Mais, cette fois, le souverain berbère devient gênant. Menaçant, car trop puissant. “Le moyen le plus simple, et le plus sûr, d’arracher Carthage aux convoitises de Massinissa et de ses successeurs, était de la détruire”, estime l’archéologue André Berthier. Une idée machiavélique, tout droit sortie de l’esprit d’un député romain, Caton, envoyé sur place en -150 pour servir d’arbitre entre Massinissa et les Carthaginois. Impressionné par la résilience et la prospérité de Carthage, il n’aura de cesse, une fois rentré à Rome, de conclure chacune de ses prises de paroles devant le Sénat par la célèbre et funeste formule “Delenda est Carthago”. C’est-à-dire « Carthage doit être détruite ». En -149, le Capitole romain décrète la troisième guerre punique.
Le testament surprise
Résiliente mais pas aussi puissante que Rome, Carthage propose d’abord de “parlementer” et remet même son armement aux consuls romains, en vain. “Elle se résolut par désespoir à la lutte suprême”, écrit André Berthier. Contre toute attente, les Carthaginois, toujours menés par de grands généraux tels que Hasdrubal, résistent avec pugnacité. Les Romains sont donc contraints d’entamer un long et douloureux blocus. Ils sollicitent du renfort auprès de Massinissa, qui se contente d’une réponse évasive. Le souverain berbère n’a aucune envie que son travail de conquête acharné ne tombe tout cuit dans le bec des Romains.

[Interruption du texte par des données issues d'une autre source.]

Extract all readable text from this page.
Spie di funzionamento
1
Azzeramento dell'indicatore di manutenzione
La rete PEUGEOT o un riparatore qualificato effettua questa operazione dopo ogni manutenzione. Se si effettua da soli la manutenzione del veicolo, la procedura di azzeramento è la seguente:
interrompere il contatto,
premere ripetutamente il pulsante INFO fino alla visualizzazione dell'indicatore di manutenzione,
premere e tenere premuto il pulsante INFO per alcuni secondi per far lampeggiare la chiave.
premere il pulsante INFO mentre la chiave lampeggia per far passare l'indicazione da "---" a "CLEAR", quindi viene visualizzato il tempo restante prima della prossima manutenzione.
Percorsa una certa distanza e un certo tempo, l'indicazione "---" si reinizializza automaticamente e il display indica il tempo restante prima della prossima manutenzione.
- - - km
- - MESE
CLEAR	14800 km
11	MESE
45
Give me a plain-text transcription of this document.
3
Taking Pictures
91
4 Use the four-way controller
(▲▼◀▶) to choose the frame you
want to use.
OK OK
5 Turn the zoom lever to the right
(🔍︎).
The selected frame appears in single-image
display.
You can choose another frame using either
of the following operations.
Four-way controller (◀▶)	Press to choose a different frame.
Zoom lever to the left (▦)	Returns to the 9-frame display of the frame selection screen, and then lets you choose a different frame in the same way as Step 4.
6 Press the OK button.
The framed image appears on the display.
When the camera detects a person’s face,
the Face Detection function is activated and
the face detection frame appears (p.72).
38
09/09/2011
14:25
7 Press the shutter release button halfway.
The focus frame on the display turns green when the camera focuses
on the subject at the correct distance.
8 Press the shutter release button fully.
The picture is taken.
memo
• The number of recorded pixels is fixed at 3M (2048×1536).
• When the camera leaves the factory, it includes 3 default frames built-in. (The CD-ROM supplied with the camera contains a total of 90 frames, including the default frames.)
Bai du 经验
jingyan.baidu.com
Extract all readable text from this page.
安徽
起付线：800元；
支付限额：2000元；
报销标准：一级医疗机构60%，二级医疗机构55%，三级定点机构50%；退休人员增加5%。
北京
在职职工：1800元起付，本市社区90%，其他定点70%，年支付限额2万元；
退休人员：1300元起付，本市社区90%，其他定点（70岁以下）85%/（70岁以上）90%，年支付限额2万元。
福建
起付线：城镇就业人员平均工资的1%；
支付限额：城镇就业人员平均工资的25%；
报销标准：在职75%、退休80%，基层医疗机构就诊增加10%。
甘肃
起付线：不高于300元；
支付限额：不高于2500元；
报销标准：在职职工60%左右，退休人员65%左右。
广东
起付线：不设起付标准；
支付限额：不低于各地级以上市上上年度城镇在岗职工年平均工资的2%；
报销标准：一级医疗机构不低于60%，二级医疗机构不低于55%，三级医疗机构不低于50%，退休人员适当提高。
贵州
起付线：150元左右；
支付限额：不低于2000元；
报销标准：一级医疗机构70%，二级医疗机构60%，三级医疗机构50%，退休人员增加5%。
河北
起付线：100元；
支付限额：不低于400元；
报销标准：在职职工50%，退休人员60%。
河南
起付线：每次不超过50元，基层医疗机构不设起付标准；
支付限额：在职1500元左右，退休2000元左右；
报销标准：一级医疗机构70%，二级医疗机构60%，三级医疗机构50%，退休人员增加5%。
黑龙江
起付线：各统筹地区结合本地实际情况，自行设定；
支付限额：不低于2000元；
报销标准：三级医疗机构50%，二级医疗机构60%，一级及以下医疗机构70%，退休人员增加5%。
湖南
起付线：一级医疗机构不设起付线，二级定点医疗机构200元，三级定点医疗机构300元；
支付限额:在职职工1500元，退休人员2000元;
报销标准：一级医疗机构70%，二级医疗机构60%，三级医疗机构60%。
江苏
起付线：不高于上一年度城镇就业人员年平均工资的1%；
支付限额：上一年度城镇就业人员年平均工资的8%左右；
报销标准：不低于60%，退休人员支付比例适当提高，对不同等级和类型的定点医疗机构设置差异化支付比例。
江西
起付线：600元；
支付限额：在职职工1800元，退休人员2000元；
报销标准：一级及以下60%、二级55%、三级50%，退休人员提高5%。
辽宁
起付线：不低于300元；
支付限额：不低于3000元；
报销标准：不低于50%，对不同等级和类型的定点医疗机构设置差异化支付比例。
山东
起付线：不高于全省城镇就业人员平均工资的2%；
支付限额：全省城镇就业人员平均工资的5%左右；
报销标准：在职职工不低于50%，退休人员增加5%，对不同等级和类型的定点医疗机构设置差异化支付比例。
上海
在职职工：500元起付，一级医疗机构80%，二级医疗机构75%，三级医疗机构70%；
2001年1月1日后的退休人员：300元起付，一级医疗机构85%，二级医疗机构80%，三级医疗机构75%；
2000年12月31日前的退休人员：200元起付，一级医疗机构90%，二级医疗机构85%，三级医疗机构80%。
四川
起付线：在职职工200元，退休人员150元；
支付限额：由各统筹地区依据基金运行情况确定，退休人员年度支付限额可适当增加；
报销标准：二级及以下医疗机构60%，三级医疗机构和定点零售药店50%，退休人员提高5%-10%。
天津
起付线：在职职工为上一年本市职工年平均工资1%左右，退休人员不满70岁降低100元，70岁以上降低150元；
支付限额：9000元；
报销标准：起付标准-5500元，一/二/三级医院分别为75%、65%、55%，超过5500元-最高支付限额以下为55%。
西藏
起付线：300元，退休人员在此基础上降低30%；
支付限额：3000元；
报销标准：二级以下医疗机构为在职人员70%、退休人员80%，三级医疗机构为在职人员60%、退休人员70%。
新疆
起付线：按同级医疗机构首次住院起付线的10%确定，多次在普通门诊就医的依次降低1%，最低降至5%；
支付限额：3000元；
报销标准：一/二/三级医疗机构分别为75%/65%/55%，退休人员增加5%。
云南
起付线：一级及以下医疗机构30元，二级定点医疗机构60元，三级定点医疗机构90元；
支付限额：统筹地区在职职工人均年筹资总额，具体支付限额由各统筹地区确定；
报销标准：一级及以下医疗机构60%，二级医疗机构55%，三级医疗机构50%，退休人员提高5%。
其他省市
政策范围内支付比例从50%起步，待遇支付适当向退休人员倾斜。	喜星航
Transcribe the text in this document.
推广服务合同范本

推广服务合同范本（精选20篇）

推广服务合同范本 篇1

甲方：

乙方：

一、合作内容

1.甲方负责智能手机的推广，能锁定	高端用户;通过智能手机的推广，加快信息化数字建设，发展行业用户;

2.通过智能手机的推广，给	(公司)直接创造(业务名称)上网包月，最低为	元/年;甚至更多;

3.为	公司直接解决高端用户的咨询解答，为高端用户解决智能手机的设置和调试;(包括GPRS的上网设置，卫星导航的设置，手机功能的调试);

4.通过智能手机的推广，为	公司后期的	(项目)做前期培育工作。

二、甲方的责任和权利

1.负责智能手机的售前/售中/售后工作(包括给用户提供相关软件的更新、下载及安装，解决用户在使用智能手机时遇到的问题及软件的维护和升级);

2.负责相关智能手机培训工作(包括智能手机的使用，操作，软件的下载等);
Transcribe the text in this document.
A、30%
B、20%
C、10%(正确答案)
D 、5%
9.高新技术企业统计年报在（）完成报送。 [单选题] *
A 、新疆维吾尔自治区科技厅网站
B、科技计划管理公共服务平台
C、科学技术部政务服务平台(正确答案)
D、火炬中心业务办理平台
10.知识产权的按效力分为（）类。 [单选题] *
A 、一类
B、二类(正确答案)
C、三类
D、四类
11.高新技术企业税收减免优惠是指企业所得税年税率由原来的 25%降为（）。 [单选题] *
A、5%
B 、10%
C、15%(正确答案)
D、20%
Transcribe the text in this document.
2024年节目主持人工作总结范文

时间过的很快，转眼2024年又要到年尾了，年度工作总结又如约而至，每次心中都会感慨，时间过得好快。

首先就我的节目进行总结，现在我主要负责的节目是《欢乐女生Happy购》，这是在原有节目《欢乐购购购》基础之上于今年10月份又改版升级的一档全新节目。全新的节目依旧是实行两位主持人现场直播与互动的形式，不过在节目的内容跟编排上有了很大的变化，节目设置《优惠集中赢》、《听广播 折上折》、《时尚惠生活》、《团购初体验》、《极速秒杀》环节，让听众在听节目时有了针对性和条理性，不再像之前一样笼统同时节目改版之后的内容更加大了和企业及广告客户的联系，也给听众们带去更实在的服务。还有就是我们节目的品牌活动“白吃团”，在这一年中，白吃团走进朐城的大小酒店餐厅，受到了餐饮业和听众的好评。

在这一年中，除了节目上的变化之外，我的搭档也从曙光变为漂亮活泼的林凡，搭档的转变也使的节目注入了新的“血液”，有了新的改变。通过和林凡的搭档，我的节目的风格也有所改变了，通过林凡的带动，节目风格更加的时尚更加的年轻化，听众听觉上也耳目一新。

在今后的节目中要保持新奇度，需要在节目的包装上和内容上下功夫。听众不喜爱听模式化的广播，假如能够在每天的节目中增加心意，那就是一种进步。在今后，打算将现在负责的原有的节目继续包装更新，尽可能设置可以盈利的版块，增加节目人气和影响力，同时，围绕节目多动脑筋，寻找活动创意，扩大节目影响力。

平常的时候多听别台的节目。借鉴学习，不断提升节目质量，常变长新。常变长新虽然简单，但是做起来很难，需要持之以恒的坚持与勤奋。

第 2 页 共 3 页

Pire encore : en -148, Massinissa tombe gravement malade. Depuis son palais de Cirta, il réclame une entrevue avec Scipion Émilien, le petit-fils de Scipion, celui à qui il doit en partie son royaume. L’objet de la discussion est d’évoquer la succession du grand roi de Numidie, mais elle n’aura jamais lieu : lorsque Scipion Emilien rallie enfin Cirta, Massinissa est mort depuis trois jours déjà. Néanmoins, le roi berbère a eu le temps d’écrire son testament. Et, comme souvent, lorsque l’héritage est dévoilé, il provoque l’étonnement, si ce n’est l’incompréhension. Le souverain confie l’avenir de son royaume à Rome. La Numidie devient de facto un État vassal de l’Empire romain, qui a désormais les coudées franches pour amorcer sa politique de colonisation de l’Afrique du nord.
Devenue puissance tutélaire, Rome met sur pied un pouvoir collégial réparti entre trois fils de Massinissa : l’Administration pour Micipsa, les Affaires judiciaires pour Mastanabal et l’Armée pour Gulussa. Quelques années plus tard, après la mort de ses deux frères, Micipsa dirige seul le royaume pour le compte des Romains. Ces derniers l’obligent à adopter l’un de ses neveux, orphelin. Il s’agit du prince Jugurtha, que l’historien Akram B. Elyas décrit comme “parfaitement romanisé, proche de la jeunesse romaine et valeureux guerrier”.
Micipsa, qui se méfie au plus haut point de ce jeune ambitieux, l’envoie guerroyer en Espagne auprès de Scipion Émilien, occupé à soumettre les Ibères rebelles. Mais Rome a d’autres plans pour Jugurtha…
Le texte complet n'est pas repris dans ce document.